MONEY WELL SPENT
Charles Harris [Letters, June issue] raises a pertinent point about the cost of actually pulling the trigger. Manchester United supporters likewise question why Alexis Sanchez is paid more than £300,000 every week to score
a rare goal. But his conclusion that the cost is related to the brief exhilaration of crumpling that high bird amongst agreeable friends and retirees with little else to do is a surely wide of the mark.
Granted, there are a few commercial shoots but the vast majority are run for fun and hopefully cover their expenditure. Is there any shoot owner, organiser or captain who doesn’t manage his or her shoot with thoughts about the countryside and conservation near the top of the agenda? Running a grouse moor is the classic example. A single keepered moor will cost £60,000 annually, all of which will be spent on managing the habitat and the heather. In some years not a shot will be fired but large numbers of upland waders and other birds thrive, as well as the benefits to peatland, water quality, carbon capture and the inquisitive rambler. The pheasant shoot may have to buy in birds but habitat management is still a significant expense.
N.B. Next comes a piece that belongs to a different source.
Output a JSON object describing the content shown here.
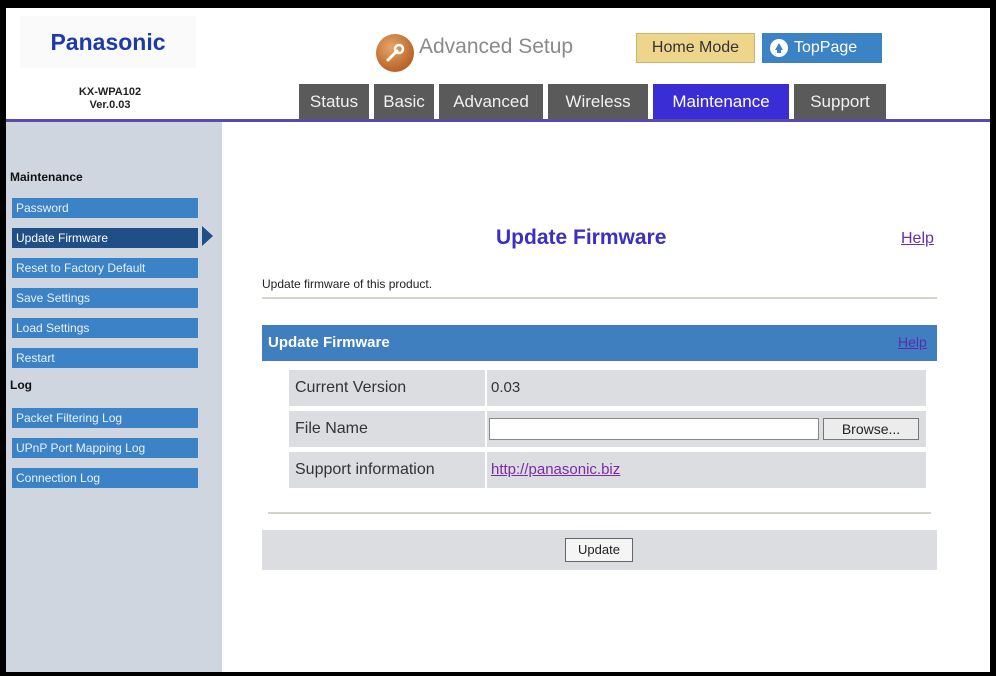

I rather suspect that if Charles asks his retiree friend what he does while standing in the line waiting for an occasional shot, he will be watching a hare, a lapwing, perchance an increasingly rare curlew, or musing about a travelling woodcock. That friend may on second thoughts proffer the thought, “Well, I am retired, but what better way to spend my pension than on maintaining the countryside that I dreamed about while sat at an office desk.”